Teman saya mengenali wajah wanita dalam berita tersebut. Dia pun gemetar dan hampir pingsan lalu menceritakan pengalamannya kepada ibunya. Sejak saat itu, pengalaman tersebut memberinya perspektif baru tentang agama, pergaulan, dan nilai-nilai kehidupan.
Bisa jadi para anggota baru tidak memiliki kekecewaan yang sama atau tidak berpikir begitu jauh tentang format keadilan sosial baru. Tapi toh organisasi teroris telah membentuk divisi-divisi dan salah satunya adalah perekrutan anggota-anggota baru yang akan dijangkiti “penyakit” mereka, untuk menduplikasi hati mereka yang bukan lagi seperti hati manusia. Dan paling tidak, para anggota baru ini memiliki suatu kemampuan yang efektif bagi organisasinya.

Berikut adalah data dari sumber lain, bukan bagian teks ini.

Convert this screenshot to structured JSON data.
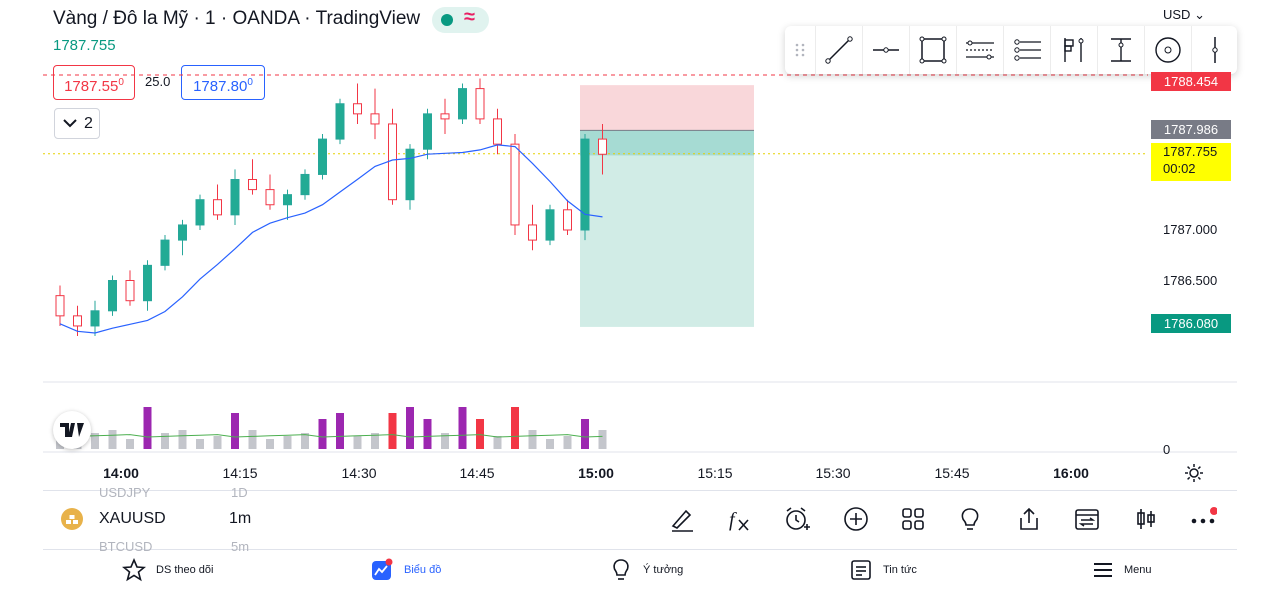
{
  "header": {
    "title": "Vàng / Đô la Mỹ · 1 · OANDA · TradingView",
    "current_price": "1787.755",
    "status_icon": "market-open-dot",
    "currency": "USD",
    "sell_price": "1787.55",
    "sell_sup": "0",
    "buy_price": "1787.80",
    "buy_sup": "0",
    "spread": "25.0",
    "indicators_count": "2"
  },
  "drawing_toolbar": {
    "tools": [
      "drag-handle",
      "trend-line",
      "horizontal-line",
      "rectangle",
      "parallel-channel",
      "pitchfork",
      "long-position",
      "fib-tool",
      "circle",
      "vertical-line"
    ]
  },
  "price_labels": {
    "top_red": "1788.454",
    "grey": "1787.986",
    "current": "1787.755",
    "countdown": "00:02",
    "bottom_green": "1786.080"
  },
  "price_axis": [
    "1787.000",
    "1786.500"
  ],
  "volume_axis": "0",
  "time_axis": [
    {
      "label": "14:00",
      "bold": true
    },
    {
      "label": "14:15",
      "bold": false
    },
    {
      "label": "14:30",
      "bold": false
    },
    {
      "label": "14:45",
      "bold": false
    },
    {
      "label": "15:00",
      "bold": true
    },
    {
      "label": "15:15",
      "bold": false
    },
    {
      "label": "15:30",
      "bold": false
    },
    {
      "label": "15:45",
      "bold": false
    },
    {
      "label": "16:00",
      "bold": true
    }
  ],
  "symbol_bar": {
    "ghost_top_symbol": "USDJPY",
    "ghost_top_interval": "1D",
    "symbol": "XAUUSD",
    "interval": "1m",
    "ghost_bottom_symbol": "BTCUSD",
    "ghost_bottom_interval": "5m",
    "actions": [
      "brush-icon",
      "function-icon",
      "alarm-add-icon",
      "plus-circle-icon",
      "grid-icon",
      "lightbulb-icon",
      "share-icon",
      "calendar-swap-icon",
      "candles-icon",
      "more-icon"
    ]
  },
  "bottom_nav": {
    "watchlist": "DS theo dõi",
    "chart": "Biểu đồ",
    "ideas": "Ý tưởng",
    "news": "Tin tức",
    "menu": "Menu"
  },
  "colors": {
    "up": "#26a69a",
    "up_body": "#22ab94",
    "down": "#f23645",
    "accent": "#2962ff",
    "volume_up": "#9c27b0",
    "volume_grey": "#c4c6cc",
    "ma": "#2962ff",
    "highlight": "#ffff00"
  },
  "chart_data": {
    "type": "candlestick",
    "candles_ohlc_sample": [
      [
        1786.35,
        1786.45,
        1786.05,
        1786.15
      ],
      [
        1786.15,
        1786.25,
        1785.95,
        1786.05
      ],
      [
        1786.05,
        1786.3,
        1785.95,
        1786.2
      ],
      [
        1786.2,
        1786.55,
        1786.15,
        1786.5
      ],
      [
        1786.5,
        1786.6,
        1786.25,
        1786.3
      ],
      [
        1786.3,
        1786.7,
        1786.2,
        1786.65
      ],
      [
        1786.65,
        1786.95,
        1786.6,
        1786.9
      ],
      [
        1786.9,
        1787.1,
        1786.75,
        1787.05
      ],
      [
        1787.05,
        1787.35,
        1787.0,
        1787.3
      ],
      [
        1787.3,
        1787.45,
        1787.1,
        1787.15
      ],
      [
        1787.15,
        1787.6,
        1787.05,
        1787.5
      ],
      [
        1787.5,
        1787.7,
        1787.35,
        1787.4
      ],
      [
        1787.4,
        1787.55,
        1787.2,
        1787.25
      ],
      [
        1787.25,
        1787.4,
        1787.1,
        1787.35
      ],
      [
        1787.35,
        1787.6,
        1787.3,
        1787.55
      ],
      [
        1787.55,
        1787.95,
        1787.5,
        1787.9
      ],
      [
        1787.9,
        1788.3,
        1787.85,
        1788.25
      ],
      [
        1788.25,
        1788.45,
        1788.05,
        1788.15
      ],
      [
        1788.15,
        1788.4,
        1787.9,
        1788.05
      ],
      [
        1788.05,
        1788.2,
        1787.25,
        1787.3
      ],
      [
        1787.3,
        1787.85,
        1787.2,
        1787.8
      ],
      [
        1787.8,
        1788.2,
        1787.7,
        1788.15
      ],
      [
        1788.15,
        1788.3,
        1787.95,
        1788.1
      ],
      [
        1788.1,
        1788.45,
        1788.05,
        1788.4
      ],
      [
        1788.4,
        1788.5,
        1788.05,
        1788.1
      ],
      [
        1788.1,
        1788.2,
        1787.75,
        1787.85
      ],
      [
        1787.85,
        1787.95,
        1786.95,
        1787.05
      ],
      [
        1787.05,
        1787.25,
        1786.8,
        1786.9
      ],
      [
        1786.9,
        1787.25,
        1786.85,
        1787.2
      ],
      [
        1787.2,
        1787.3,
        1786.95,
        1787.0
      ],
      [
        1787.0,
        1787.95,
        1786.9,
        1787.9
      ],
      [
        1787.9,
        1788.05,
        1787.55,
        1787.75
      ]
    ],
    "moving_average_label": "MA",
    "position_box": {
      "entry": 1787.986,
      "stop": 1788.454,
      "target": 1786.08
    },
    "current_price": 1787.755
  }
}
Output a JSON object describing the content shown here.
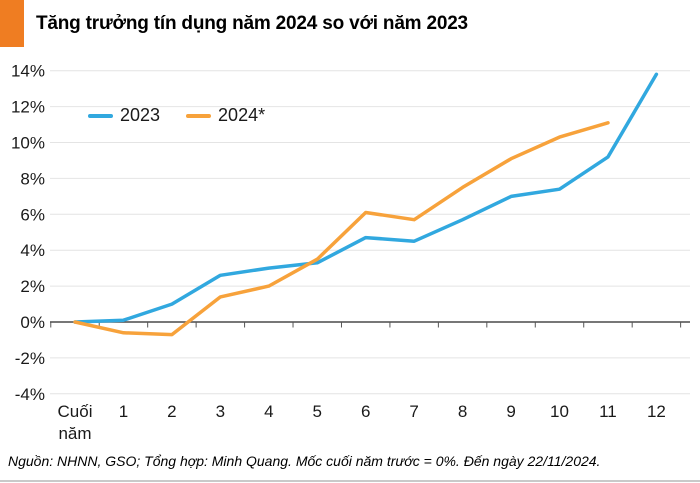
{
  "header": {
    "title": "Tăng trưởng tín dụng năm 2024 so với năm 2023",
    "accent_color": "#EF7D22"
  },
  "legend": {
    "items": [
      {
        "label": "2023",
        "color": "#31A8DF"
      },
      {
        "label": "2024*",
        "color": "#F7A23B"
      }
    ]
  },
  "chart_data": {
    "type": "line",
    "title": "Tăng trưởng tín dụng năm 2024 so với năm 2023",
    "categories": [
      "Cuối năm",
      "1",
      "2",
      "3",
      "4",
      "5",
      "6",
      "7",
      "8",
      "9",
      "10",
      "11",
      "12"
    ],
    "series": [
      {
        "name": "2023",
        "color": "#31A8DF",
        "values": [
          0,
          0.1,
          1.0,
          2.6,
          3.0,
          3.3,
          4.7,
          4.5,
          5.7,
          7.0,
          7.4,
          9.2,
          13.8
        ]
      },
      {
        "name": "2024*",
        "color": "#F7A23B",
        "values": [
          0,
          -0.6,
          -0.7,
          1.4,
          2.0,
          3.5,
          6.1,
          5.7,
          7.5,
          9.1,
          10.3,
          11.1
        ]
      }
    ],
    "xlabel": "",
    "ylabel": "",
    "ylim": [
      -4,
      14
    ],
    "ytick_step": 2,
    "ytick_labels": [
      "14%",
      "12%",
      "10%",
      "8%",
      "6%",
      "4%",
      "2%",
      "0%",
      "-2%",
      "-4%"
    ],
    "grid": "horizontal",
    "grid_color": "#e4e4e4",
    "axis_color": "#4a4a4a",
    "tick_color": "#555555",
    "legend_position": "top-left"
  },
  "footer": {
    "text": "Nguồn: NHNN, GSO; Tổng hợp: Minh Quang. Mốc cuối năm trước = 0%. Đến ngày 22/11/2024."
  }
}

Pengalaman kekecewaan keadilan sosial kelompok ini membentuk jaringan untuk menguatkan persaudaraan senasib-sepenanggungan di antara mereka dengan dasar yang justru berlawanan dengan prinsip-prinsip dasar kemanusiaan, karena ketiadaan nurani pada mereka. Mereka membentuk aturan sendiri, dasatitah sendiri dan barang siapa menentang arah, asas, haluan, maupun pengajarannya harus dihukum mati. Sehingga menurut mereka, mustinya dunia ini hanya didiami saja oleh aturan-aturan mereka, karena ternyata menurut mereka Tuhan tidak dapat mengatasi persoalan-persoalan keadilan sosial dan akhirnya mereka menciptakan figur tuhan buatan mereka sendiri yang dianggap merestui arah dan perbuatan mereka untuk menjadi legalitas yang didengung-dengungkan dalam misi mereka.

Kekecewaan-kebencian-membunuh.

Fatal akibatnya kalau pemimpin negeri tidak dapat membaca hati nurani rakyat, dan mengamanatkannya apalagi jika terlalu banyak “distorsi” pada jalur wakil rakyat dan pemimpin negeri seperti sekarang ini. Maka persoalan teroris hanya akan menjadi virus yang bolak-balik muncul seperti pada gadget yang tidak terpelihara baik, entah itu benar-benar dipicu oleh kekecewaan keadilan sosial atau campur tangan lain, —yang dengan sengaja melempar isu keadilan sosial agar rakyat tidak leluasa membangun dirinya dan pemimpin kehilangan fokus kerjanya— dengan tujuan mengendalikan dunia dalam tangannya. Terlepas dari apakah sebenarnya dunia sedang mengarah kepada satu tatanan dunia saja, Ini Sesuai Itu Sesuai, harus menjadi credo bersama antara pemimpin dan rakyat yang dipimpinnya. Sehati.